Here I live in a wild solitude, ice and snow around me. The day
before yesterday we roamed for half a day over glaciers. Herwegh
must put up with it. I shall not release him from my net; he must
work. He swore yesterday that he had the poem for you in his
head. Good luck!
Get me your medallion, you wicked man. I must have it at once. As
to the rest, do with me what you like. About the sending of the
parts and score to Carlsruhe I await your instructions. I assume
that you received my letter from Coire.
I am almost annoyed that you have had intercourse with X.; these
people are not worth looking after. Be sure that nothing
satisfactory will come of it; we must have whole men or none at
all, no half ones; they drag us down: we shall never drag them
up. I should be proud if this "man of talent" would decline to
assist me altogether.
However, in this matter also you must do as you like. Before all,
take care that you continue to love me, and that we see each
Farewell, dearest friend.
Many greetings from St. George.
ST. MORITZ, CANTON GRISONS, July 26th, 1853.
Truly, writing is a misery, and men of our sort should not write
at all. However, your rosy paper and your luminous letters, which
looked like Spanish grandees, gave me real pleasure. While you
are at Coire, intent upon your water-cure, I sit here in Carlsbad
looking at nothing but puffed-up faces, excepting one which
shines on me like a bright, comforting sun. Till the 16th I must
remain here, and on the 22nd I shall be back at Weymar.
By way of entertainment I enjoy Labitzki and his water-cure
orchestra, Aldridge, the black Roscius, who plays beautifully
Othello, Macbeth, and Fiesco; also spurious Arabs and genuine
Chinese, who howl and tinkle to make one run away.
Passing through Leipzig, I saw B. His new book will appear soon,
in which there is a separate chapter entitled "Criticism of R.

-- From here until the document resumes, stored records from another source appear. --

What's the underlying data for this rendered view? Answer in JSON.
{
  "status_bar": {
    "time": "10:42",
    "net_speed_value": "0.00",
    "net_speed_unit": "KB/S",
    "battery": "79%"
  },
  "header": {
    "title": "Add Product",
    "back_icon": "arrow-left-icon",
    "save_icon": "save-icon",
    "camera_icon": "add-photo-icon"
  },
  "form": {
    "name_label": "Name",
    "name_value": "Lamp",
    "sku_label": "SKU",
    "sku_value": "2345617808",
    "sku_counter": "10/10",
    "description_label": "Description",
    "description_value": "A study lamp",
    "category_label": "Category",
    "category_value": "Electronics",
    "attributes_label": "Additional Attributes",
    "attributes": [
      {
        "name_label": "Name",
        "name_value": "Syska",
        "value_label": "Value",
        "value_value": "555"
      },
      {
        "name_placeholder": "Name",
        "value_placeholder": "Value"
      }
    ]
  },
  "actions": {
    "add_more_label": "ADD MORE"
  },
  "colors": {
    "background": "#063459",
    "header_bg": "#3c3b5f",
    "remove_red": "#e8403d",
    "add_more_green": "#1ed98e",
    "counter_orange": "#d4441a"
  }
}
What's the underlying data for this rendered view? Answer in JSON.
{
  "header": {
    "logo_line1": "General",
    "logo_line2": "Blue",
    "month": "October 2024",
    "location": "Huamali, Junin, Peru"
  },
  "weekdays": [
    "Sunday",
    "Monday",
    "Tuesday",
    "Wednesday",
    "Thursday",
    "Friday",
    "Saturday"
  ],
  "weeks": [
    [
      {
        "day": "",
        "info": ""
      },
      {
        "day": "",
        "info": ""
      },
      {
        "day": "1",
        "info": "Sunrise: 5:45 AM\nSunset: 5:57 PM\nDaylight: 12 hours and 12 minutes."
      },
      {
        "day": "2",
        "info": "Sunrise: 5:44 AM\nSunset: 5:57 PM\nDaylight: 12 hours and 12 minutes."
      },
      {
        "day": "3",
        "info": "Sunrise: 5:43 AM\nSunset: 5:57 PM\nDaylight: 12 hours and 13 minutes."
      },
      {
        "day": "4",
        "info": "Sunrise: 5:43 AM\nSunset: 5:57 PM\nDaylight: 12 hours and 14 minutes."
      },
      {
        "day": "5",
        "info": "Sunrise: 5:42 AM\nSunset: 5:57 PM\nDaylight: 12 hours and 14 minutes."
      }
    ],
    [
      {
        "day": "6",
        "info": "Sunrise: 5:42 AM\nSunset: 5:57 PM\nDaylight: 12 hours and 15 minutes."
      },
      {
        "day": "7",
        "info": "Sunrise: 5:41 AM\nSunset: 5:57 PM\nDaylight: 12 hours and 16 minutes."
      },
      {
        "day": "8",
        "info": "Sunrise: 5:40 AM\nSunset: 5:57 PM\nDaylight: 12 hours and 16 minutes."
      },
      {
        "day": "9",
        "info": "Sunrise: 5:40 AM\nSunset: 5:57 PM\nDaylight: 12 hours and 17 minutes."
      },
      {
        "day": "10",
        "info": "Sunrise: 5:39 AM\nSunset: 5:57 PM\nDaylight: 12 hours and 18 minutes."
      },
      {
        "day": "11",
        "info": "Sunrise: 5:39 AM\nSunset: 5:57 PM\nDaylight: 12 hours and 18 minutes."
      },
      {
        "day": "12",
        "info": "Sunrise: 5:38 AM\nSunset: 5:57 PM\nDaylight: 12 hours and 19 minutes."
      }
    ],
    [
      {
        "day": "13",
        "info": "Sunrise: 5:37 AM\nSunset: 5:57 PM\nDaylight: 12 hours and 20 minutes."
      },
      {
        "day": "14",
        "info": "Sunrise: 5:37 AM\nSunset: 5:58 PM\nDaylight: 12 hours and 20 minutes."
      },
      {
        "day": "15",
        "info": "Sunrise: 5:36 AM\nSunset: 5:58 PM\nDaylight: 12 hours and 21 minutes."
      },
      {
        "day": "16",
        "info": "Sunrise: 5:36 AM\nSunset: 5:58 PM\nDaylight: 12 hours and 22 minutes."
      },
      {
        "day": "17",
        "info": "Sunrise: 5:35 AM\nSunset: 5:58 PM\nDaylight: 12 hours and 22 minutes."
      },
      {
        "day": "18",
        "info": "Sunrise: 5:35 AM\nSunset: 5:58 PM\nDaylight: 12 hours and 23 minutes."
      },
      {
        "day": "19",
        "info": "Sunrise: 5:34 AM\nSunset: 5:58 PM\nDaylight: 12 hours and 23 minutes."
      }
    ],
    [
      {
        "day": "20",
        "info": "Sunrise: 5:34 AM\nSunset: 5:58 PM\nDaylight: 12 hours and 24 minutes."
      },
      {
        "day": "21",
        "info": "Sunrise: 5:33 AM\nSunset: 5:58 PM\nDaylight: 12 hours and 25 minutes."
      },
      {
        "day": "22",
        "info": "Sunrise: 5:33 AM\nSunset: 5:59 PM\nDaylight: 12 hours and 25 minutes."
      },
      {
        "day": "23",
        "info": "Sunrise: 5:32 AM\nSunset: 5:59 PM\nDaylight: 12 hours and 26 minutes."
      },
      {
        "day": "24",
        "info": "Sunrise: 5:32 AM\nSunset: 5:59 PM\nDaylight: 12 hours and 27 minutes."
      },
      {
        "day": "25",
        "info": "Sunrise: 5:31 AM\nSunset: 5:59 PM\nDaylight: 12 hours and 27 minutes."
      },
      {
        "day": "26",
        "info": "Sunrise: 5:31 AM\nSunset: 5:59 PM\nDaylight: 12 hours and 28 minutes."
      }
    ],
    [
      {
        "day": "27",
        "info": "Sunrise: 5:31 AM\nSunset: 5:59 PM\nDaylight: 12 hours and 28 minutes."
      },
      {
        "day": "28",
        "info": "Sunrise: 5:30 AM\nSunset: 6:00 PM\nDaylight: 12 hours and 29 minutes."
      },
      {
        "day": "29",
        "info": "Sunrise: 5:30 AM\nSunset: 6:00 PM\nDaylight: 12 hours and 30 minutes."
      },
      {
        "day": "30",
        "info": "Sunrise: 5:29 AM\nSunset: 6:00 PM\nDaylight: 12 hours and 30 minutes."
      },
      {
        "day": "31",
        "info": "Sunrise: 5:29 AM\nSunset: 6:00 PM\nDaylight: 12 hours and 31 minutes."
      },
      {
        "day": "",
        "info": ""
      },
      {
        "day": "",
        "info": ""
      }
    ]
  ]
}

Wagner." We must see whether he has brewed digestible stuff. At
Dresden I visited the R.'s. Frau Kummer and her sister had gained
my affection at Zurich, and C., who was summoned specially from
Pillnitz to meet me, pleased me very well this time. On my
journey back I shall again look up the R.'s, for I like to remain
in communication with people who prove real friends of yours. We
form a little Church of our own, and edify each other by singing
your praises. Take note, dear Richard, and make up your mind to
it, for it cannot be otherwise. You are now, and will be still
more, the concentric focus of every high endeavour, high feeling,
and honest effort in art. This is my true conviction, without
pedantry and charlatanism, both of which I abhor. Do not fail to
use your powerful influence with C., so that he may exert his
faculties with some consistency and regularity. I spoke to him of
B.'s plan of an Art Review. If you set him tasks, he may do good
service to the cause and himself. How about the "leading
programme" which you and H. are to sketch together? This is the
corner-stone of the whole enterprise. Do not be deterred; I think
it necessary that you should submit to some trouble and tedium
for the purpose. Before going to Weymar I shall have some
definite talk with B. about the matter. If you want to
communicate with me on the subject, address Poste restante,
Leipzig, or, better still, to the care of Y., so that the letter
arrive in Leipzig on the 19th inst. Perhaps by that time you will
have been able to settle the chief heads of the programme of
"Blatter fur Gegenwart und Zukunft der Gesammt-Kunst" and to draw
the outline of the whole scheme.
I repeat it once more, without you and your direct and indirect
influence nothing, or something much worse than nothing, will be
done. Therefore be patient and help as and where you can.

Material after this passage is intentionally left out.